Yoga For Men: Why You Should Be Practicing

Decades after millions of western women embraced the practice, yoga is evolving to meet the modern man.
James Arbona wasn’t expecting much from the yoga class. The 48-year-old New York camera operator had tried yoga a handful of times only to come away underwhelmed. The flowery metaphors, foreign-sounding chants, and slow stretches hadn’t resonated with Arbona, who’s an avid basketball player and runner. But this particular class, a men-only offering called Yoga for Dudes that his girlfriend had urged him to try, was different. Arbona enjoyed it. He became a regular. And the difference in the way he felt as a result changed his mind about yoga.
“Before those classes, I remember playing basketball and making one of those moves where my body said, ‘Don’t do that again!’ But after going to the Dudes classes, when I’d play basketball, I’d feel so good,” he says.
Lately other men have had similar revelations. Lots of other men. In fact, while yoga in the US is predominantly practiced by women (according to Mediamark Research and Intelligence, 77 percent of practitioners are women), male participation is on the rise. Pure Yoga studio in New York reports that male membership has increased 20 fold.
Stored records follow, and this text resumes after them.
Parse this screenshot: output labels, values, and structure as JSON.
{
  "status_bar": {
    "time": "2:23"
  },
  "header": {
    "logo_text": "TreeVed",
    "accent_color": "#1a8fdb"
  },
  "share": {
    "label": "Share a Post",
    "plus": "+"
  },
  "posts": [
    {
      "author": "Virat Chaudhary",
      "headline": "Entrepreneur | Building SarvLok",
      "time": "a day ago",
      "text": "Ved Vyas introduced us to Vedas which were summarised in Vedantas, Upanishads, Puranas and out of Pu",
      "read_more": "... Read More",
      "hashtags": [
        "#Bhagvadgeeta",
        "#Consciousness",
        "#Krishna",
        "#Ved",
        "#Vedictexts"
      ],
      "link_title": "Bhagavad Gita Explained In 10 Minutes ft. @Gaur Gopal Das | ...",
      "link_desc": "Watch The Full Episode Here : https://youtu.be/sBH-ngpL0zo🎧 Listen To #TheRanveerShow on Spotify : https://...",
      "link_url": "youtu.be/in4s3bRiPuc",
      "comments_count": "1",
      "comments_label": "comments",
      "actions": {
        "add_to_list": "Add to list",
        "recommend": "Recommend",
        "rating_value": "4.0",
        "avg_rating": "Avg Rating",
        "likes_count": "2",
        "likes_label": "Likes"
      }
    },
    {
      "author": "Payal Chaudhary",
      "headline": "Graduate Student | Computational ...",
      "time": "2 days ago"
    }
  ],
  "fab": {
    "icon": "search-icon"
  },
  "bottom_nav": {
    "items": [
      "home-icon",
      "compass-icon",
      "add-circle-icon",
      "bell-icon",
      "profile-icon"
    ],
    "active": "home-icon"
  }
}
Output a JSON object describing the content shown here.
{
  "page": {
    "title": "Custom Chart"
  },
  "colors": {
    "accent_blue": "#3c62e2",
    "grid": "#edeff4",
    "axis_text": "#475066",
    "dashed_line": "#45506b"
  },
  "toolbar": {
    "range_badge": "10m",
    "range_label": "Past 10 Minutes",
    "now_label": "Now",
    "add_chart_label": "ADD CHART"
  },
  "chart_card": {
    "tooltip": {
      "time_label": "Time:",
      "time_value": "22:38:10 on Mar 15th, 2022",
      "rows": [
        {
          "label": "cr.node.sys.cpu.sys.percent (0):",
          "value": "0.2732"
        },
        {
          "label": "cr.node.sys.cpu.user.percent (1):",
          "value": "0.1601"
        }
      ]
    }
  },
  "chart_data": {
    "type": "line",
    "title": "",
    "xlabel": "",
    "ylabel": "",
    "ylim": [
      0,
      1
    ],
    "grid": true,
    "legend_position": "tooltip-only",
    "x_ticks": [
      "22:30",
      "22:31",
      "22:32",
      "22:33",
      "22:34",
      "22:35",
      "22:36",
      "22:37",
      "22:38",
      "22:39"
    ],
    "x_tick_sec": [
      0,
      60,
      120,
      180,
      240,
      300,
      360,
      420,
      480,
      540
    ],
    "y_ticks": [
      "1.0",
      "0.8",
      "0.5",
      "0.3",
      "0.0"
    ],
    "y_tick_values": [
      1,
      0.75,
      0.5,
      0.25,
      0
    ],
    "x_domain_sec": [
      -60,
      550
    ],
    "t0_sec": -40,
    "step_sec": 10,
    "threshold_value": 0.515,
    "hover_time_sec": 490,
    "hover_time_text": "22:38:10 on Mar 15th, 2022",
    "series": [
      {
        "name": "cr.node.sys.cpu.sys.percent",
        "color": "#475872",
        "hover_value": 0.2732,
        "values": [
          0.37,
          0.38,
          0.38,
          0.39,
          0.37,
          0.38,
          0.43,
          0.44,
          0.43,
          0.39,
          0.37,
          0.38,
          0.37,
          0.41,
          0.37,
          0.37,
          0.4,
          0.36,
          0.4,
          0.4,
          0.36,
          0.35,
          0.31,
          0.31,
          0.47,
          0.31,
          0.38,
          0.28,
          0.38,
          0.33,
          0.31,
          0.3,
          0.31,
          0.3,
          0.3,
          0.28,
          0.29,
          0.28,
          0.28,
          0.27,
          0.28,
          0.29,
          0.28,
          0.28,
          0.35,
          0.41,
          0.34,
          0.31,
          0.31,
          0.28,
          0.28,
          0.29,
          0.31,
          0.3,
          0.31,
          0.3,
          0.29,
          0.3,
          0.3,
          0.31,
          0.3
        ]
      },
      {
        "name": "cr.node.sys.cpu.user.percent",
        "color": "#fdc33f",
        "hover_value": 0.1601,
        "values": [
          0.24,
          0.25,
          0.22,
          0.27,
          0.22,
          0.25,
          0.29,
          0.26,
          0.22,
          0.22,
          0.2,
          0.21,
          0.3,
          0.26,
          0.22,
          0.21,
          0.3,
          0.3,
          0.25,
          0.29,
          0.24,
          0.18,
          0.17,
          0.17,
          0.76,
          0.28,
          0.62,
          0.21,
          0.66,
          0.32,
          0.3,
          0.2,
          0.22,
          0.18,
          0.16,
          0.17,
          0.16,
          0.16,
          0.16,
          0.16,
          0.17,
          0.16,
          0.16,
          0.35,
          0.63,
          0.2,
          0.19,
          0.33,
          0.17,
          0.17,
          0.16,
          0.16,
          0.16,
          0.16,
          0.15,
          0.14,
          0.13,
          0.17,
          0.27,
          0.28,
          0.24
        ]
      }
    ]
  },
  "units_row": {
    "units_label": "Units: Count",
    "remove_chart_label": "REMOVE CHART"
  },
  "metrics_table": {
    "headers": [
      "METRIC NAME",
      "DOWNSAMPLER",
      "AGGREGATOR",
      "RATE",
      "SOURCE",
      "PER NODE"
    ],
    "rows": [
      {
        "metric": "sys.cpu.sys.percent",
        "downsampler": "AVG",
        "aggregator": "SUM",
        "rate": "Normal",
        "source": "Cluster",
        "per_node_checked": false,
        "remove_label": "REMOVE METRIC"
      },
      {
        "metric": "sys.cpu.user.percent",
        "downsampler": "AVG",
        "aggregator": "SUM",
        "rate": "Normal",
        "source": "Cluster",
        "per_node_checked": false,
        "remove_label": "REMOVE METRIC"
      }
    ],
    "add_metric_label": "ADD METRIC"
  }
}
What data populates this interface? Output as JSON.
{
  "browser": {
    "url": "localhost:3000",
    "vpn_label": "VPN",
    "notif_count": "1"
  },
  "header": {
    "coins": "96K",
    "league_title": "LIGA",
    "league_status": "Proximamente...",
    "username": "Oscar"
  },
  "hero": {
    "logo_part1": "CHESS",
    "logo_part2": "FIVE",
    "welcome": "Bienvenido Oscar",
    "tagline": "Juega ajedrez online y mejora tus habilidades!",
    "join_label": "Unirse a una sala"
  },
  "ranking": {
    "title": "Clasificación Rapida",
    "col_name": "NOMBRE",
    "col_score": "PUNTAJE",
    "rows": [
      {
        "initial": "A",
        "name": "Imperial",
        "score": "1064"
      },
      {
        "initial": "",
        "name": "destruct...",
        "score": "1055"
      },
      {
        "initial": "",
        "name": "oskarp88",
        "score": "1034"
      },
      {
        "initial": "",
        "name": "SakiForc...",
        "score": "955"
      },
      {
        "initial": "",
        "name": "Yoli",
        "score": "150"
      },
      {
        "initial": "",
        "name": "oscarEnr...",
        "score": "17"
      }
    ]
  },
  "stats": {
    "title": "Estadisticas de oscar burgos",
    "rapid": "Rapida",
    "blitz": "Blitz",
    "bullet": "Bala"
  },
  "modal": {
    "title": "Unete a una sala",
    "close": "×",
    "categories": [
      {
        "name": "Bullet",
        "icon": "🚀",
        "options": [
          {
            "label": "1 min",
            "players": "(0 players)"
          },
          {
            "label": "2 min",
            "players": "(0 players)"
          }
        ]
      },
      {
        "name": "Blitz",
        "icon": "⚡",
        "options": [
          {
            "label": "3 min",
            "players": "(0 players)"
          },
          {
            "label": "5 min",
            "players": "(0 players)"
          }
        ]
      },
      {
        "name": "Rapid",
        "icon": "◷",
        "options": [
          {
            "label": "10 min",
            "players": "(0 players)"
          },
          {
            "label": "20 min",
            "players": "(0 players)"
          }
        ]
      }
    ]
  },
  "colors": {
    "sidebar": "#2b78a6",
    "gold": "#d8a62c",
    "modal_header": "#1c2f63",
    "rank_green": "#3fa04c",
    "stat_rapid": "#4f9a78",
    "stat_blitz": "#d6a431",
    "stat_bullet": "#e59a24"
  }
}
Men represent approximately one-third of all people stepping onto a mat at CorePower Yoga’s 58 studios in five states, and Yoga Journal’s own market research shows that the number of male practitioners relative to the total number of practitioners in this country has jumped by nearly 5 percent.
How to account for the shift and, in particular, the fact that sporty, guy’s-guy types like Arbona are flocking to studios in unprecedented numbers? It’s not that men have become more flexible, spiritual, or in touch with their feminine side—qualities that have long been associated with yoga and that in reality still turn many guys off the practice. Rather, yoga, whether in special classes just for “dudes” or simply tailored to be more accessible, is finally meeting men where they are.
“Men shouldn’t have to work against their strengths,” says Nikki Costello, the New York City instructor who teaches Arbona and other men in her pioneering Yoga for Dudes class at Kula Yoga Project in Manhattan. “It shouldn’t be a struggle for men to embrace yoga. Not if they’re seen, really seen, for who they are.”